En 1927 Zino Francescatti entre dans l’orchestre de Walter Straham puis par la suite en 1928 dans celui de Gaston Poulet où il fit la connaissance d’une ravissante et remarquable violoniste, Yolande Potel de la Brière, qui devint son épouse en 1930. Yolande Francescatti commence alors avec lui une formidable aventure qui fut aussi une merveilleuse histoire d’amour (61 ans de vie commune) de deux musiciens hors du commun. Yolande aurait pu continuer sa voie, car elle avait aussi beaucoup de talent, mais elle a choisi de sacrifier sa carrière pour celle de son mari. Fabuleux interprète du répertoire romantique (certains de ses enregistrements font toujours référence auprès des mélomanes) Zino Francescatti est invité à se produire dans les plus grandes salles Européennes, il va de récital en récital lorsque l’Amérique le réclame à son tour. Trois fois il se récuse, puis accepte une tournée en Amérique du Sud. Au théâtre Colon de Buenos-Aires en 1938 dans le concerto n°1 de Paganini, il connaît un tel triomphe que la police doit l’escorter à la sortie de chacun de ses concerts pour le protéger de ses admirateurs.

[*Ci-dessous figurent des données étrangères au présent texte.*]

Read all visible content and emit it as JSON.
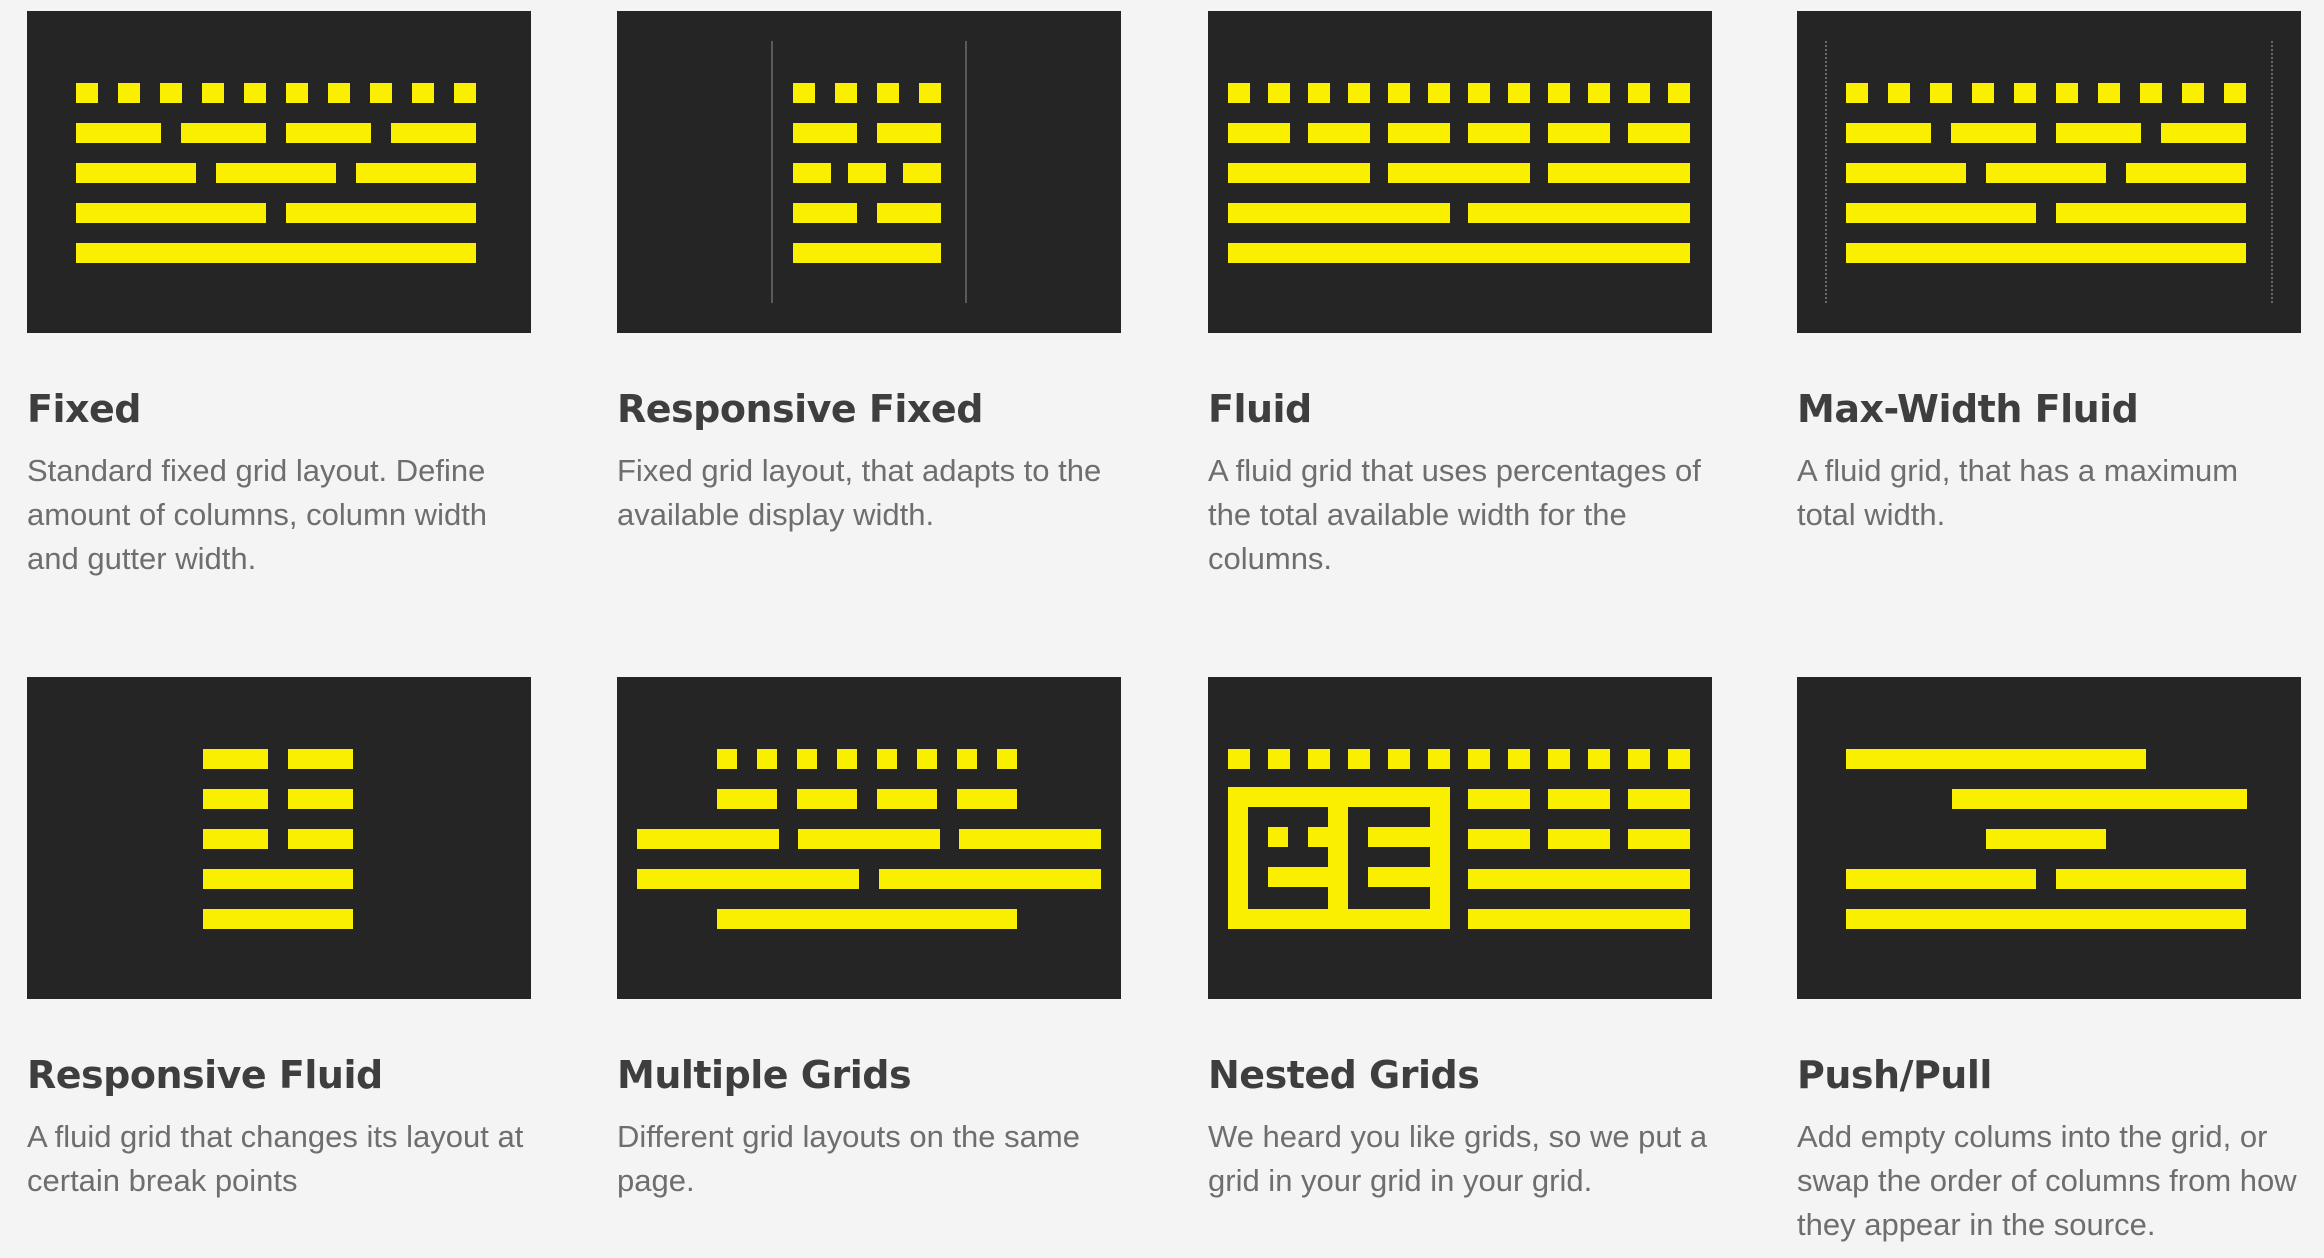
{
  "accent_color": "#fbef00",
  "thumbnail_background": "#252525",
  "cards": [
    {
      "title": "Fixed",
      "description": "Standard fixed grid layout. Define amount of columns, column width and gutter width.",
      "illustration": "fixed-grid-diagram"
    },
    {
      "title": "Responsive Fixed",
      "description": "Fixed grid layout, that adapts to the available display width.",
      "illustration": "responsive-fixed-grid-diagram"
    },
    {
      "title": "Fluid",
      "description": "A fluid grid that uses percentages of the total available width for the columns.",
      "illustration": "fluid-grid-diagram"
    },
    {
      "title": "Max-Width Fluid",
      "description": "A fluid grid, that has a maximum total width.",
      "illustration": "max-width-fluid-grid-diagram"
    },
    {
      "title": "Responsive Fluid",
      "description": "A fluid grid that changes its layout at certain break points",
      "illustration": "responsive-fluid-grid-diagram"
    },
    {
      "title": "Multiple Grids",
      "description": "Different grid layouts on the same page.",
      "illustration": "multiple-grids-diagram"
    },
    {
      "title": "Nested Grids",
      "description": "We heard you like grids, so we put a grid in your grid in your grid.",
      "illustration": "nested-grids-diagram"
    },
    {
      "title": "Push/Pull",
      "description": "Add empty colums into the grid, or swap the order of columns from how they appear in the source.",
      "illustration": "push-pull-grid-diagram"
    }
  ]
}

De retour en France en 1939, il reprend ses tournées en Europe. Néanmoins la célèbre firme Columbia confie à Monsieur Arthur Judson, l’un des brillants managers qui régnait sur la vie musicale américaine, d’organiser pour le virtuose Français une importante tournée aux Etats-Unis. Planifiée en novembre 1939, cette première tournée coïncide avec l’entrée en guerre de la France aux côtés de la Grande-Bretagne. Toutes les liaisons à destination des Etats-Unis sont interrompues. Afin d’honorer ses engagements, Zino quitte Paris en octobre 1939 à destination de la Hollande, seul pays à maintenir des liaisons avec le nouveau monde. Arrivée à New-York, Zino débute sa tournée de concerts. Lors des récitals à Nashville, St Louis et Charleston, les commentaires unanimes s’enthousiasment pour le virtuose Français.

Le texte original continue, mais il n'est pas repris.